Outbound payments leave through one of three protocol stacks. The choice is decided by the merchant's capability advertisement (or by the rail the agent's policy permits).
x402 over EIP-3009
The merchant returns HTTP 402 Payment Required with a payment offer.

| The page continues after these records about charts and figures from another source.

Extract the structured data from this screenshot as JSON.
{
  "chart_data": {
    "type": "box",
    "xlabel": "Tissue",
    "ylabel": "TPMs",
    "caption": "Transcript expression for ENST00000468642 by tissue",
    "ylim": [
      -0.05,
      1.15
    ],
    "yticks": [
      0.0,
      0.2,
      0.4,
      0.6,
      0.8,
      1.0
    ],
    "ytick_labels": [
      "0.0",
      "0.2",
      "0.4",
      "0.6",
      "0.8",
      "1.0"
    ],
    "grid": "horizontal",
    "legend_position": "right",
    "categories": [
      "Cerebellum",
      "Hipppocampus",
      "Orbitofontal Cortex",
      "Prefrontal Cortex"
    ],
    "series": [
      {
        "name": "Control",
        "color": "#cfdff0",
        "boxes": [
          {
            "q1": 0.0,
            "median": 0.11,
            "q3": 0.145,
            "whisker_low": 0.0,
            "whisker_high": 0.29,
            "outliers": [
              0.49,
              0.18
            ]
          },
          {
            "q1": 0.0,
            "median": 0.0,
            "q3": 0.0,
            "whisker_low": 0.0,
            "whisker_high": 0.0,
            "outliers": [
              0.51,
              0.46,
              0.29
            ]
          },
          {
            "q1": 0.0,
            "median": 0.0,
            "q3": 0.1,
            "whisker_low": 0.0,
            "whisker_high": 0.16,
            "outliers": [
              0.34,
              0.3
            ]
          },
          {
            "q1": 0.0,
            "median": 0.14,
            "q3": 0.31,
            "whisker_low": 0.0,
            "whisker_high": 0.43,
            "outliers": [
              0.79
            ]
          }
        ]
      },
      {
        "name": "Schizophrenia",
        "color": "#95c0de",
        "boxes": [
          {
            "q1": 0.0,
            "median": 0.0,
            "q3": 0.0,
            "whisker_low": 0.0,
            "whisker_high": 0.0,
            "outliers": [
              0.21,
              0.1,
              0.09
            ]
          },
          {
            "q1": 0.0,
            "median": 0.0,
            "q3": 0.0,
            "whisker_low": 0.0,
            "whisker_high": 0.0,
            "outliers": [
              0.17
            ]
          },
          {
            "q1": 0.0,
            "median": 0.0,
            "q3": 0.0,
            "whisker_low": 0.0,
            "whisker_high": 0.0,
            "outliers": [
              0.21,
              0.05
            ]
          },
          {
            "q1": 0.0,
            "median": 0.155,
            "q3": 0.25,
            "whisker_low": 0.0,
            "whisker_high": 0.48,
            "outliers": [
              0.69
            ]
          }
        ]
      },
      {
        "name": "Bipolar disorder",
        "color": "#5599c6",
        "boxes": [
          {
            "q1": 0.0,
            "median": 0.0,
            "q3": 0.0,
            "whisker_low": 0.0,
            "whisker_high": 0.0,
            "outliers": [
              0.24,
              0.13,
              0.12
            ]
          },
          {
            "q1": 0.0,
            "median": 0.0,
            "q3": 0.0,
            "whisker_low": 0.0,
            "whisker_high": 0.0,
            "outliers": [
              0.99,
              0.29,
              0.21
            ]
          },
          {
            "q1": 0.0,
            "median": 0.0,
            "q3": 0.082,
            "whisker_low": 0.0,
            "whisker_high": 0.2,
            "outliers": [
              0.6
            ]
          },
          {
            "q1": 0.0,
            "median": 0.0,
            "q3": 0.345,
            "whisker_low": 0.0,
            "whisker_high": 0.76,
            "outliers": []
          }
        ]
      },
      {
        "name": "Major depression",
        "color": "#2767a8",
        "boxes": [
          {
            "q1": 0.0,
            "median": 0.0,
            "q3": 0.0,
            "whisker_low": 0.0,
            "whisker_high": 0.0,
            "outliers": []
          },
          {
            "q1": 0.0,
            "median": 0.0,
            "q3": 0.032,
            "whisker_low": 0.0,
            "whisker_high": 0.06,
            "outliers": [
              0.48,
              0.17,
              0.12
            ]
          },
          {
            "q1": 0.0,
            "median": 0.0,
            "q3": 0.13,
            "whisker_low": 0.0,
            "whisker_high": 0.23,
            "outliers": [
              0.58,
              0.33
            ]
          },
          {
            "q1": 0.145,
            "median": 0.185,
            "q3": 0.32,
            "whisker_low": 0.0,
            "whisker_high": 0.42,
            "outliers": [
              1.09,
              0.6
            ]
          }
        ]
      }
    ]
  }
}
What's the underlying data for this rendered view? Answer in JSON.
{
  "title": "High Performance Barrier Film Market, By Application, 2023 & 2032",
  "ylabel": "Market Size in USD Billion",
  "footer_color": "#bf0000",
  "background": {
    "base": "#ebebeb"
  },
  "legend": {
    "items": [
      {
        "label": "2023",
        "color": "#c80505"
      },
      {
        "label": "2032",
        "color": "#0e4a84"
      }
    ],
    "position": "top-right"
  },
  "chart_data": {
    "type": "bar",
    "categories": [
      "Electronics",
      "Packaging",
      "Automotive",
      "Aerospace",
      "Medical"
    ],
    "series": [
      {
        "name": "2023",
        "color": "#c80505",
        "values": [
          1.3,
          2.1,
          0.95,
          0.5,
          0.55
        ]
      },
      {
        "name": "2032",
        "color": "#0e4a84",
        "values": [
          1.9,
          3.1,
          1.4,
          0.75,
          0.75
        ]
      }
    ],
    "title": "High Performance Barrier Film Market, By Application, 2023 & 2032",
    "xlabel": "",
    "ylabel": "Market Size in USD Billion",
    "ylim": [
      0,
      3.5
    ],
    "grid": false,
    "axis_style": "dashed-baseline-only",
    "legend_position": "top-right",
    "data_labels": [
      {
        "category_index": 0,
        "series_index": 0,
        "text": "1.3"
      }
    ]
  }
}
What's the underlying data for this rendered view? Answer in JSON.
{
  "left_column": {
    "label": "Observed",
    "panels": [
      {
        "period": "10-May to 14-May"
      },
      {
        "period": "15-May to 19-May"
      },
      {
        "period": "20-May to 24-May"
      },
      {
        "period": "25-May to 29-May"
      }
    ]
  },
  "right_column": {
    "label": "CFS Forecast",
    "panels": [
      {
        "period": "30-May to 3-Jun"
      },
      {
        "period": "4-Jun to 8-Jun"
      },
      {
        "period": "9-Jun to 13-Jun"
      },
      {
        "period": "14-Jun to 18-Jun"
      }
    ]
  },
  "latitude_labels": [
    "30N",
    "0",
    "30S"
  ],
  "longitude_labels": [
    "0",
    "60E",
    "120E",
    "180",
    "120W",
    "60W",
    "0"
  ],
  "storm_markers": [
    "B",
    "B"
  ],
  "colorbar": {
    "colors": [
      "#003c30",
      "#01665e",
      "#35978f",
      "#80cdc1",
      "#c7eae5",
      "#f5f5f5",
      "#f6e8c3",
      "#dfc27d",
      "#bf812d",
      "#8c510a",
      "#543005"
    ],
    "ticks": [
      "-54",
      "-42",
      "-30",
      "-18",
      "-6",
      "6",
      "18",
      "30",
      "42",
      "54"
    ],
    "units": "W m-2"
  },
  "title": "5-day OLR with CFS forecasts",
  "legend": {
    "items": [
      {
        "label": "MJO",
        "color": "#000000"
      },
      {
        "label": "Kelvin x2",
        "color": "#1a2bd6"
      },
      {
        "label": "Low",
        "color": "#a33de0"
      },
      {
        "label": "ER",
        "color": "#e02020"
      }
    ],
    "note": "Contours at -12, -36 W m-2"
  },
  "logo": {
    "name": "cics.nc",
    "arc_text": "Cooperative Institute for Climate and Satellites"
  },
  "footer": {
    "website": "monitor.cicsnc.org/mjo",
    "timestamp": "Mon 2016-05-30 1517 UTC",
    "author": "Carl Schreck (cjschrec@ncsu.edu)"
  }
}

The agent signs an EIP-3009 transferWithAuthorization (USDC on Base) for the offered amount and replays the request with the signed authorization in the X-PAYMENT header.
// 1. Agent's first request
GET /api/dataset/v1 HTTP/1.1
Host: data.example
Authorization: Bearer pak_…
// 2. Merchant returns 402 with offer
HTTP/1.1 402 Payment Required
Content-Type: application/json
{
"x402": {
"amount": "0.10", "currency": "USDC",
"network": "base",
"recipient": "0xabc…",
"validBefore": 1746349200
}
}
// 3. Agent signs EIP-3009 (CDP-managed key) and replays
GET /api/dataset/v1 HTTP/1.1
Host: data.example
X-PAYMENT: eyJ0eXAiOiJ4NDAyIiwiYWxnIjoi… // signed authShared Payment Tokens (SPT)
For card-rail payments to merchants that accept network-issued single-use tokens. The agent requests an SPT, scoped to a single use and to a specific merchant + amount. The token expires; replay is structurally impossible.
const spt = await issuer.paymentTokens.create({
type: 'card',
card: { vault_alias: card.vaultAlias },
single_use: true,
restrictions: {
amount: cartTotalCents,
merchant: merchantId,
expires_at: Math.floor(Date.now() / 1000) + 300
}
});
// Persist for audit
await db.insert(acpSptIssuances).values({
agentIdentityId, tokenId: spt.id,
cartMandateId, amountCents: cartTotalCents
});Why a protocol — not just an API.
An API is a wrapper around money movement. A protocol is a contract about who moved it, why they were allowed to, and how it can be replayed. Without that contract, agent commerce is unauditable. With it, an Agent can transact with another Agent at any company on any rail, and both sides can prove what happened.